Monday, 25 January 2016
The Polish Minister of Defence, Antoni Macierewicz, has announced that Britain will station 1,000 troops permanently on Polish soil from 2017. On Thursday Macierewicz said:
'One of the decisions, which resulted from yesterday's talks (is) a permanent presence of the British forces on Polish territory, that is 1,000 soldiers, who will permanently station on Polish territory from next year. They will switch around, it will be a rotational, but permanent presence of 1,000 soldiers.'
This goes against previous statements made by the Ministry of Defence in London, that the troops would be sent for temporary exercises only. If true it would mean that NATO troops would have a permanent base in Poland, thus potentially violating the 1997 agreement between NATO and Russia.

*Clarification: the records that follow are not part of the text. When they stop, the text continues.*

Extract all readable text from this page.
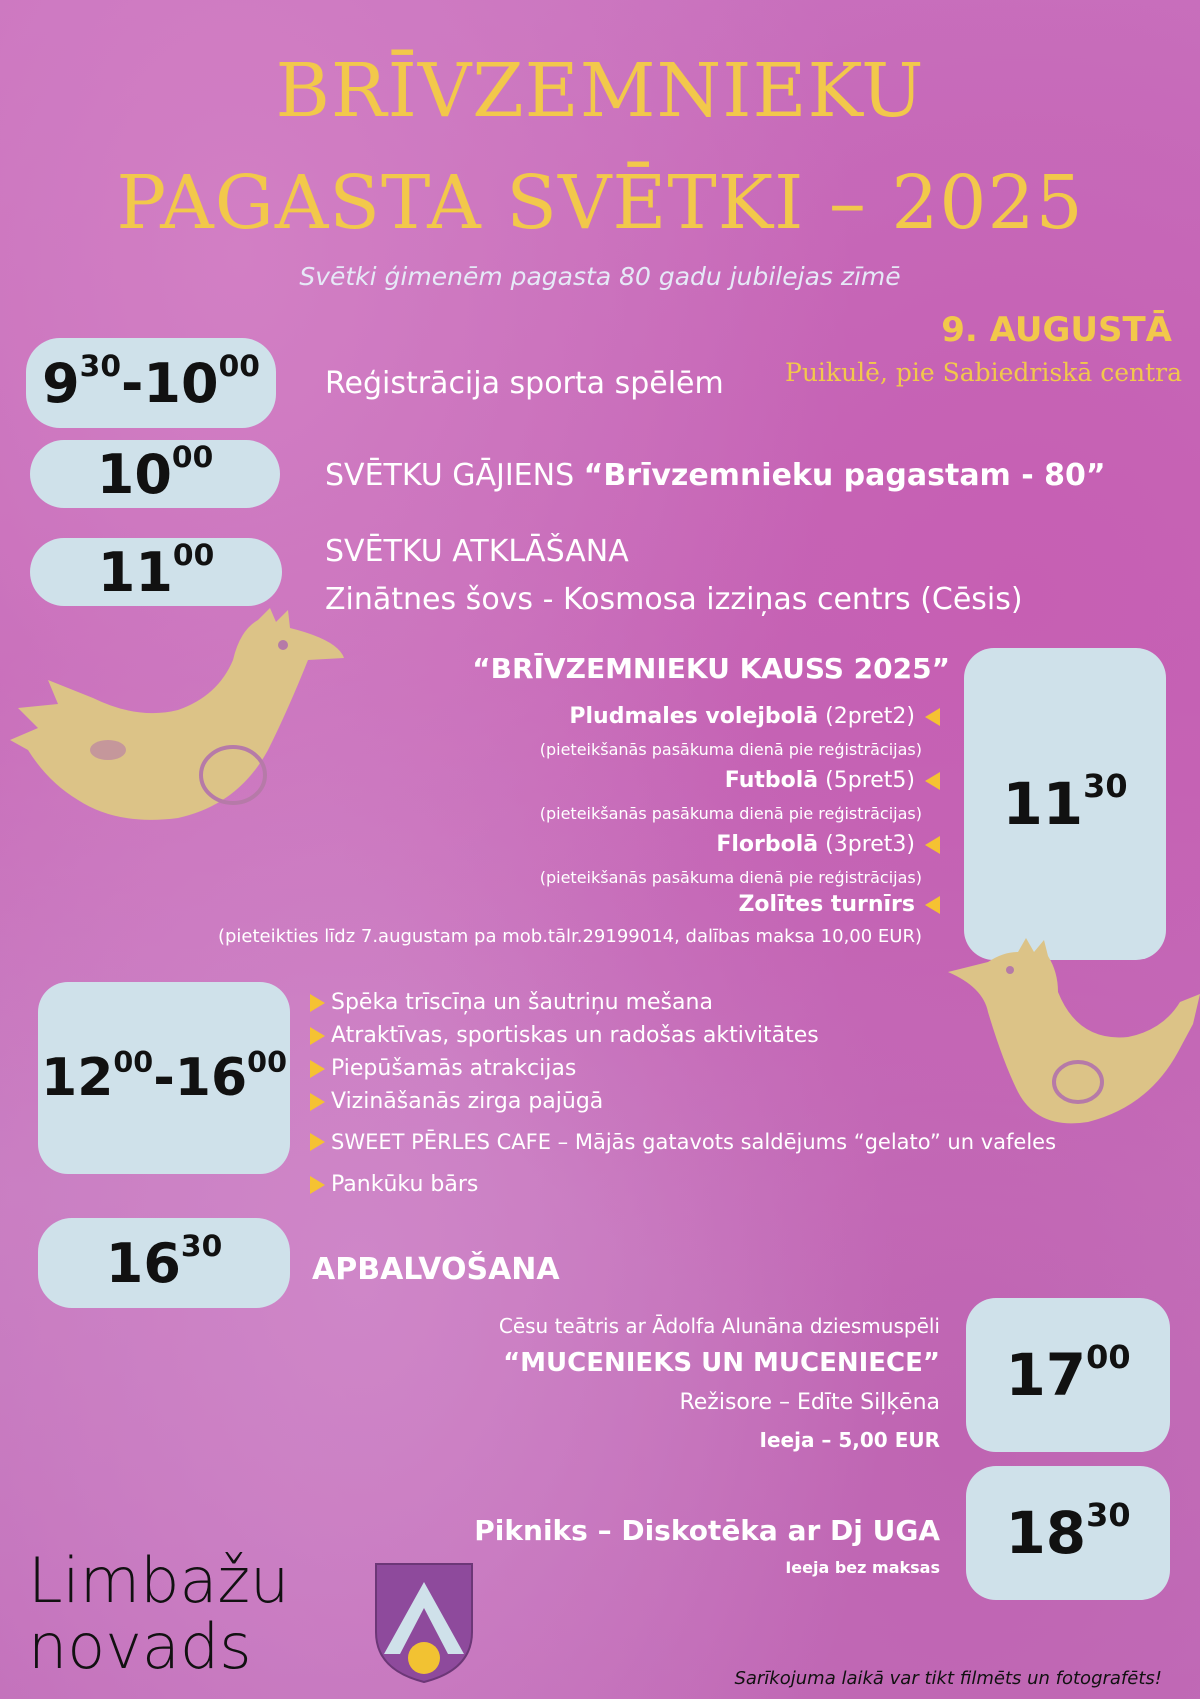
BRĪVZEMNIEKU
PAGASTA SVĒTKI – 2025
Svētki ģimenēm pagasta 80 gadu jubilejas zīmē
9. AUGUSTĀ
Puikulē, pie Sabiedriskā centra
$9^{30} - 10^{00}$ Reģistrācija sporta spēlēm
$10^{00}$
SVĒTKU GĀJIENS “Brīvzemnieku pagastam - 80”
$11^{00}$	SVĒTKU ATKLĀŠANA
Zinātnes šovs - Kosmosa izziņas centrs (Cēsis)
“BRĪVZEMNIEKU KAUSS 2025”
Pludmales volejbolā (2pret2)
(pieteikšanās pasākuma dienā pie reģistrācijas)
Futbolā (5pret5)
(pieteikšanās pasākuma dienā pie reģistrācijas)
Florbolā (3pret3)
(pieteikšanās pasākuma dienā pie reģistrācijas)
Zolītes turnīrs
(pieteikties līdz 7.augustam pa mob.tālr.29199014, dalības maksa 10,00 EUR)
$11^{30}$
$12^{00} - 16^{00}$
Spēka trīscīņa un šautriņu mešana
Atraktīvas, sportiskas un radošas aktivitātes
Piepūšamās atrakcijas
Vizināšanās zirga pajūgā
SWEET PĒRLES CAFE – Mājās gatavots saldējums “gelato” un vafeles
Pankūku bārs
$16^{30}$
APBALVOŠANA
Cēsu teātris ar Ādolfa Alunāna dziesmuspēli
“MUCENIEKS UN MUCENIECE”
Režisore – Edīte Siļķēna
Ieeja – 5,00 EUR
$17^{00}$
Pikniks – Diskotēka ar Dj UGA
Ieeja bez maksas
$18^{30}$
Limbažu
novads	Sarīkojuma laikā var tikt filmēts un fotografēts!
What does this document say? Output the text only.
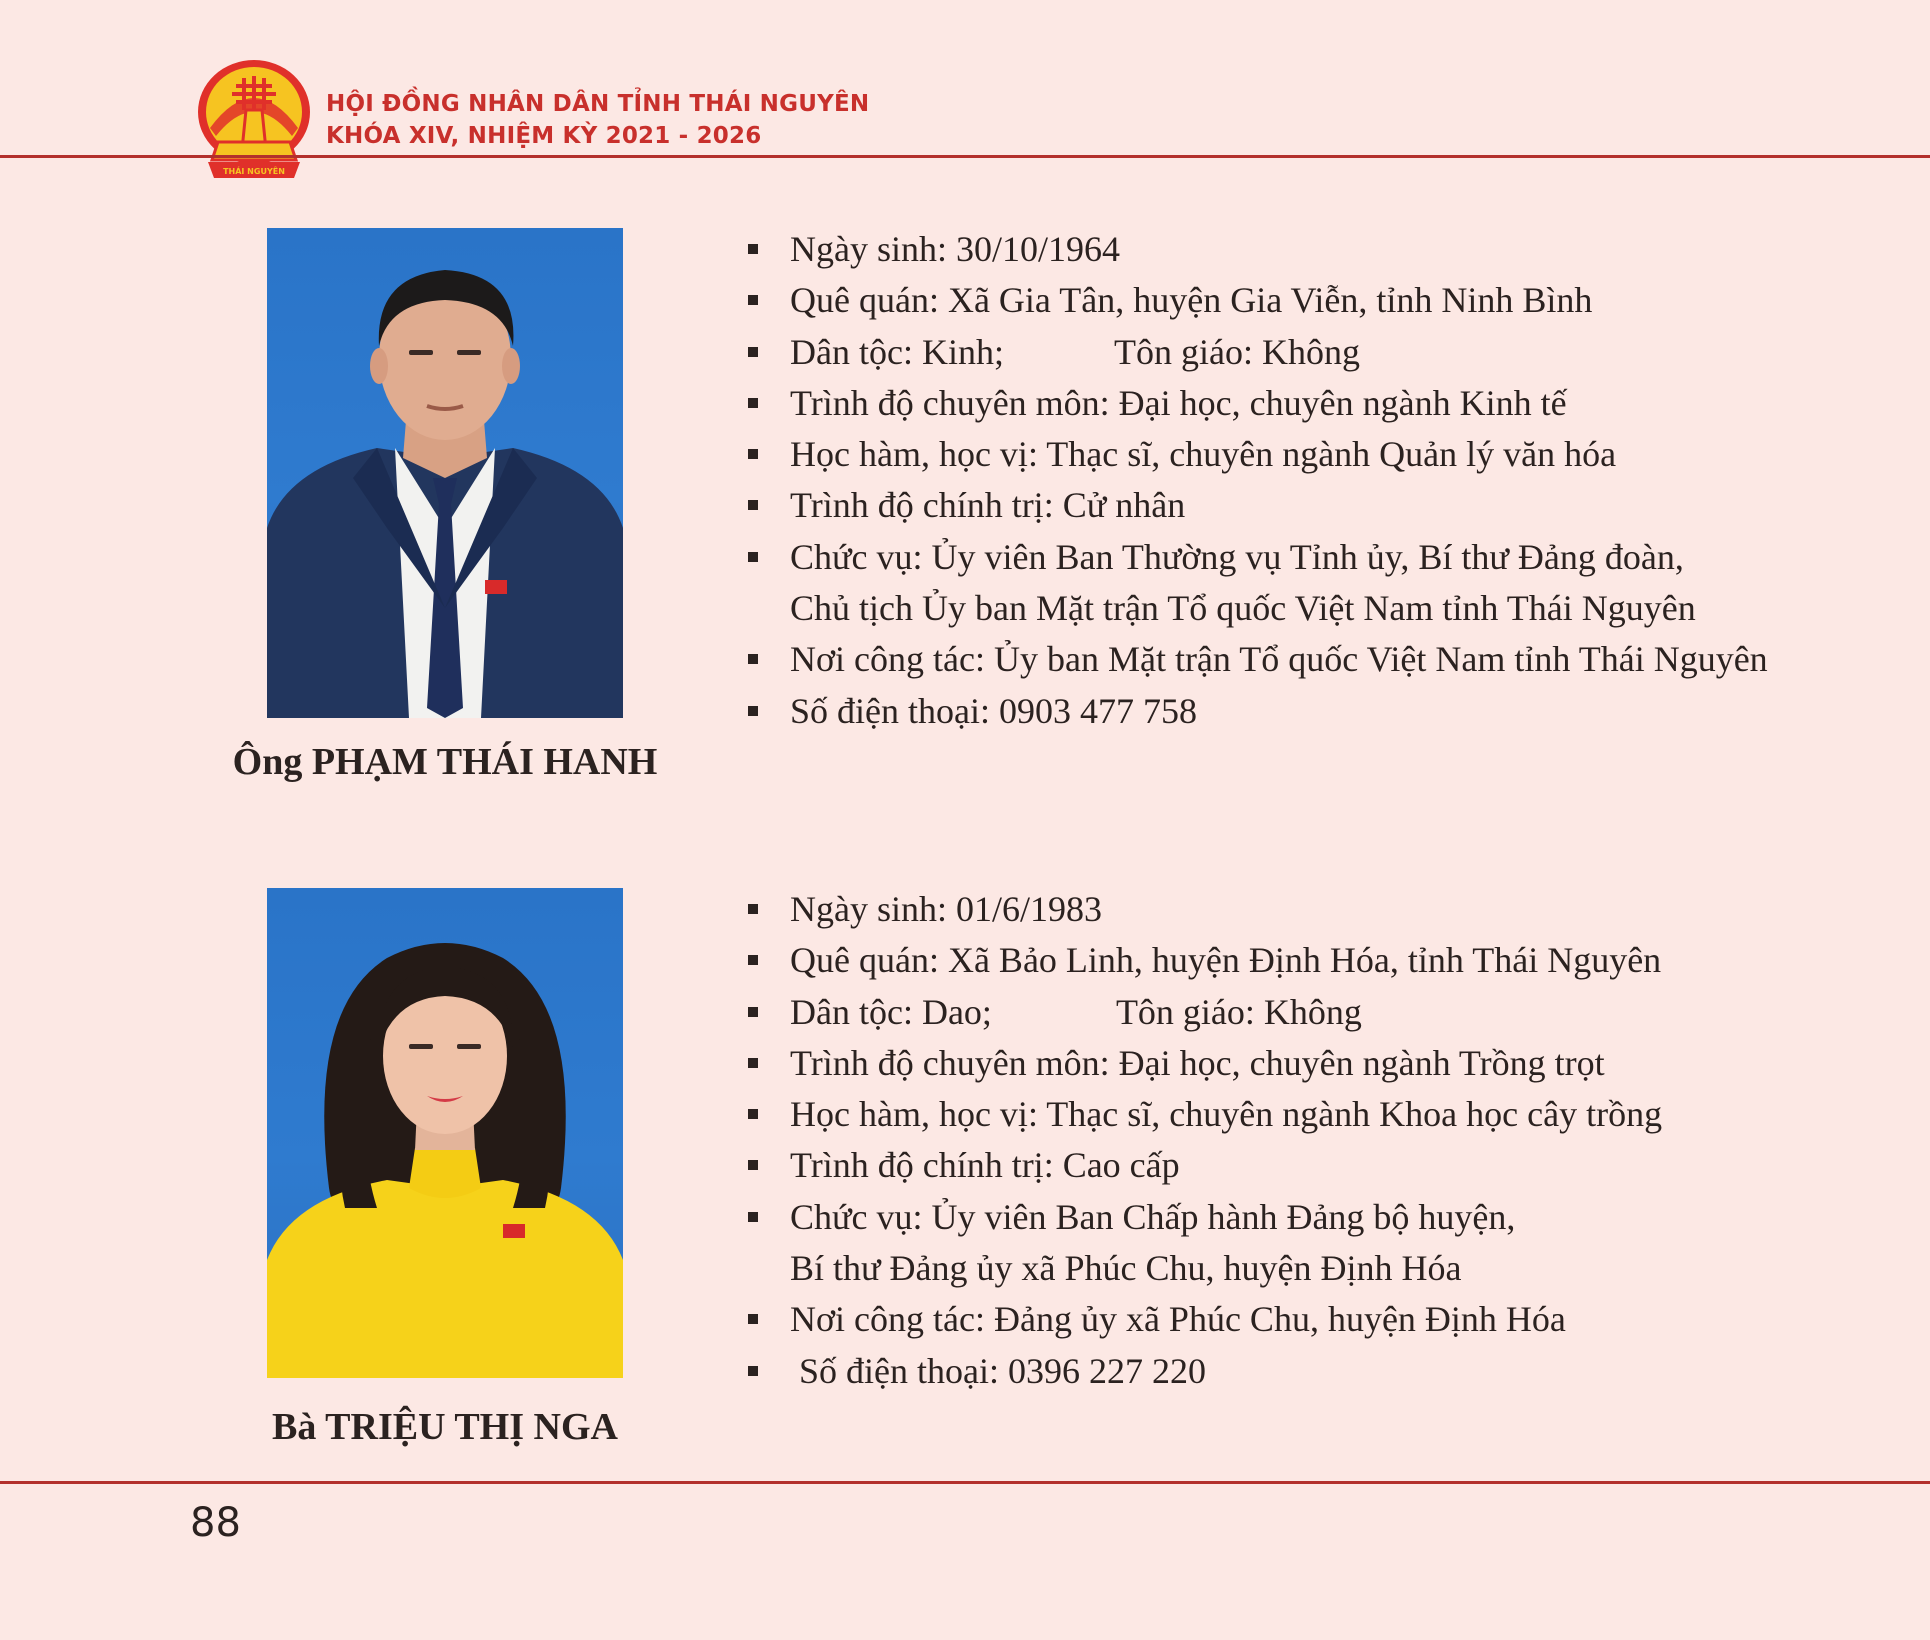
THÁI NGUYÊN
HỘI ĐỒNG NHÂN DÂN TỈNH THÁI NGUYÊN
KHÓA XIV, NHIỆM KỲ 2021 - 2026
Ông PHẠM THÁI HANH
Ngày sinh: 30/10/1964
Quê quán: Xã Gia Tân, huyện Gia Viễn, tỉnh Ninh Bình
Dân tộc: Kinh;	Tôn giáo: Không
Trình độ chuyên môn: Đại học, chuyên ngành Kinh tế
Học hàm, học vị: Thạc sĩ, chuyên ngành Quản lý văn hóa
Trình độ chính trị: Cử nhân
Chức vụ: Ủy viên Ban Thường vụ Tỉnh ủy, Bí thư Đảng đoàn,
Chủ tịch Ủy ban Mặt trận Tổ quốc Việt Nam tỉnh Thái Nguyên
Nơi công tác: Ủy ban Mặt trận Tổ quốc Việt Nam tỉnh Thái Nguyên
Số điện thoại: 0903 477 758
Bà TRIỆU THỊ NGA
Ngày sinh: 01/6/1983
Quê quán: Xã Bảo Linh, huyện Định Hóa, tỉnh Thái Nguyên
Dân tộc: Dao;	Tôn giáo: Không
Trình độ chuyên môn: Đại học, chuyên ngành Trồng trọt
Học hàm, học vị: Thạc sĩ, chuyên ngành Khoa học cây trồng
Trình độ chính trị: Cao cấp
Chức vụ: Ủy viên Ban Chấp hành Đảng bộ huyện,
Bí thư Đảng ủy xã Phúc Chu, huyện Định Hóa
Nơi công tác: Đảng ủy xã Phúc Chu, huyện Định Hóa
Số điện thoại: 0396 227 220
88
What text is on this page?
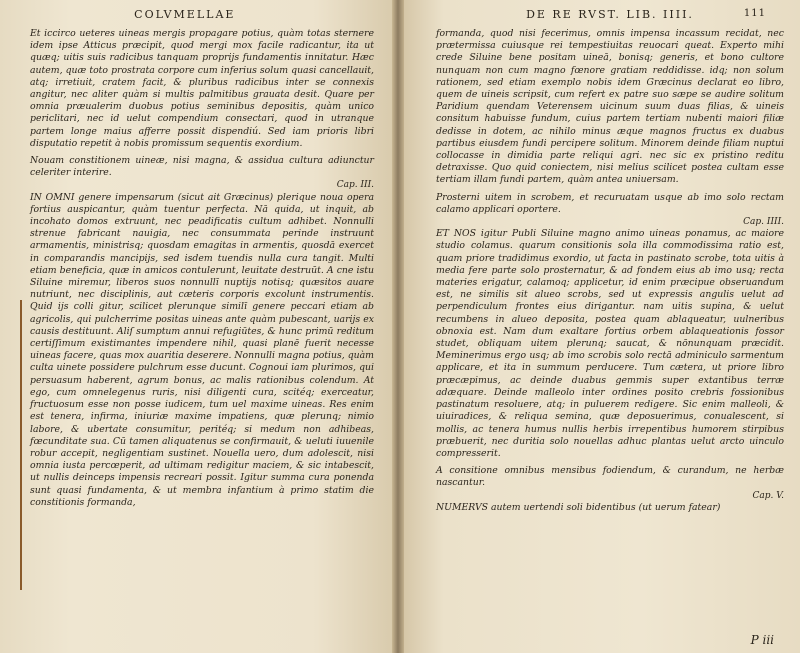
COLVMELLAE

Et iccirco ueteres uineas mergis propagare potius, quàm totas sternere idem ipse Atticus præcipit, quod mergi mox facile radicantur, ita ut quæq; uitis suis radicibus tanquam proprijs fundamentis innitatur. Hæc autem, quæ toto prostrata corpore cum inferius solum quasi cancellauit, atq; irretiuit, cratem facit, & pluribus radicibus inter se connexis angitur, nec aliter quàm si multis palmitibus grauata desit. Quare per omnia præualerim duobus potius seminibus depositis, quàm unico periclitari, nec id uelut compendium consectari, quod in utranque partem longe maius afferre possit dispendiú. Sed iam prioris libri disputatio repetit à nobis promissum sequentis exordium.

Nouam constitionem uineæ, nisi magna, & assidua cultura adiunctur celeriter interire.

Cap. III.

IN OMNI genere impensarum (sicut ait Græcinus) plerique noua opera fortius auspicantur, quàm tuentur perfecta. Nā quida, ut inquit, ab incohato domos extruunt, nec peadificatis cultum adhibet. Nonnulli strenue fabricant nauigia, nec consummata perinde instruunt armamentis, ministrisq; quosdam emagitas in armentis, quosdā exercet in comparandis mancipijs, sed isdem tuendis nulla cura tangit. Multi etiam beneficia, quæ in amicos contulerunt, leuitate destruūt. A cne istu Siluine miremur, liberos suos nonnullī nuptijs notisq; quæsitos auare nutriunt, nec disciplinis, aut cæteris corporis excolunt instrumentis. Quid ijs colli gitur, scilicet plerunque similī genere peccari etiam ab agricolis, qui pulcherrime positas uineas ante quàm pubescant, uarijs ex causis destituunt. Aliſ sumptum annui refugiūtes, & hunc primū reditum certiſſimum existimantes impendere nihil, quasi planē fuerit necesse uineas facere, quas mox auaritia deserere. Nonnulli magna potius, quàm culta uinete possidere pulchrum esse ducunt. Cognoui iam plurimos, qui persuasum haberent, agrum bonus, ac malis rationibus colendum. At ego, cum omnelegenus ruris, nisi diligenti cura, scitéq; exerceatur, fructuosum esse non posse iudicem, tum uel maxime uineas. Res enim est tenera, infirma, iniuriæ maxime impatiens, quæ plerunq; nimio labore, & ubertate consumitur, peritéq; si medum non adhibeas, fœcunditate sua. Cū tamen aliquatenus se confirmauit, & ueluti iuuenile robur accepit, negligentiam sustinet. Nouella uero, dum adolescit, nisi omnia iusta percœperit, ad ultimam redigitur maciem, & sic intabescit, ut nullis deinceps impensis recreari possit. Igitur summa cura ponenda sunt quasi fundamenta, & ut membra infantium à primo statim die constitionis formanda,

DE RE RVST. LIB. IIII.	111

formanda, quod nisi fecerimus, omnis impensa incassum recidat, nec prætermissa cuiusque rei tempestiuitas reuocari queat. Experto mihi crede Siluine bene positam uineā, bonisq; generis, et bono cultore nunquam non cum magno fœnore gratiam reddidisse. idq; non solum rationem, sed etiam exemplo nobis idem Græcinus declarat eo libro, quem de uineis scripsit, cum refert ex patre suo sæpe se audire solitum Paridium quendam Veterensem uicinum suum duas filias, & uineis consitum habuisse fundum, cuius partem tertiam nubenti maiori filiæ dedisse in dotem, ac nihilo minus æque magnos fructus ex duabus partibus eiusdem fundi percipere solitum. Minorem deinde filiam nuptui collocasse in dimidia parte reliqui agri. nec sic ex pristino reditu detraxisse. Quo quid coniectem, nisi melius scilicet postea cultam esse tertiam illam fundi partem, quàm antea uniuersam.

Prosterni uitem in scrobem, et recuruatam usque ab imo solo rectam calamo applicari oportere.

Cap. IIII.

ET NOS igitur Publi Siluine magno animo uineas ponamus, ac maiore studio colamus. quarum consitionis sola illa commodissima ratio est, quam priore tradidimus exordio, ut facta in pastinato scrobe, tota uitis à media fere parte solo prosternatur, & ad fondem eius ab imo usq; recta materies erigatur, calamoq; applicetur, id enim præcipue obseruandum est, ne similis sit alueo scrobs, sed ut expressis angulis uelut ad perpendiculum frontes eius dirigantur. nam uitis supina, & uelut recumbens in alueo deposita, postea quam ablaqueatur, uulneribus obnoxia est. Nam dum exaltare fortius orbem ablaqueationis fossor studet, obliquam uitem plerunq; saucat, & nōnunquam præcidit. Meminerimus ergo usq; ab imo scrobis solo rectā adminiculo sarmentum applicare, et ita in summum perducere. Tum cætera, ut priore libro præcæpimus, ac deinde duabus gemmis super extantibus terræ adæquare. Deinde malleolo inter ordines posito crebris fossionibus pastinatum resoluere, atq; in puluerem redigere. Sic enim malleoli, & uiuiradices, & reliqua semina, quæ deposuerimus, conualescent, si mollis, ac tenera humus nullis herbis irrepentibus humorem stirpibus præbuerit, nec duritia solo nouellas adhuc plantas uelut arcto uinculo compresserit.

A consitione omnibus mensibus fodiendum, & curandum, ne herbæ nascantur.

Cap. V.

NUMERVS autem uertendi soli bidentibus (ut uerum fatear)

P iii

As well as further adding to the volatility in the region, it raises the question at what price the British government has agreed to station troops in Poland. After all, earlier this month the Polish Foreign Minister said in an interview for Reuters that Warsaw might be prepared to soften its position on David Cameron's proposal to curb in-work benefits for EU migrants if ' Britain could support our expectations related to an allied military presence on Polish territory.'
The Deputy Foreign Ministers of Poland and Russia met in Moscow last week for talks. No breakthrough was reported on any of the issues dividing the countries, such as the possible return of the Smoleńsk plane wreckage from Russia. It has been common practice recently to speculate that the current right-wing administration in Warsaw would like to move Poland closer politically to Russia and Putin. However, at least in the arena of foreign policy, this seems extremely unlikely, with the stationing of permanent NATO troops in Poland certain to worsen relations between the two countries even further.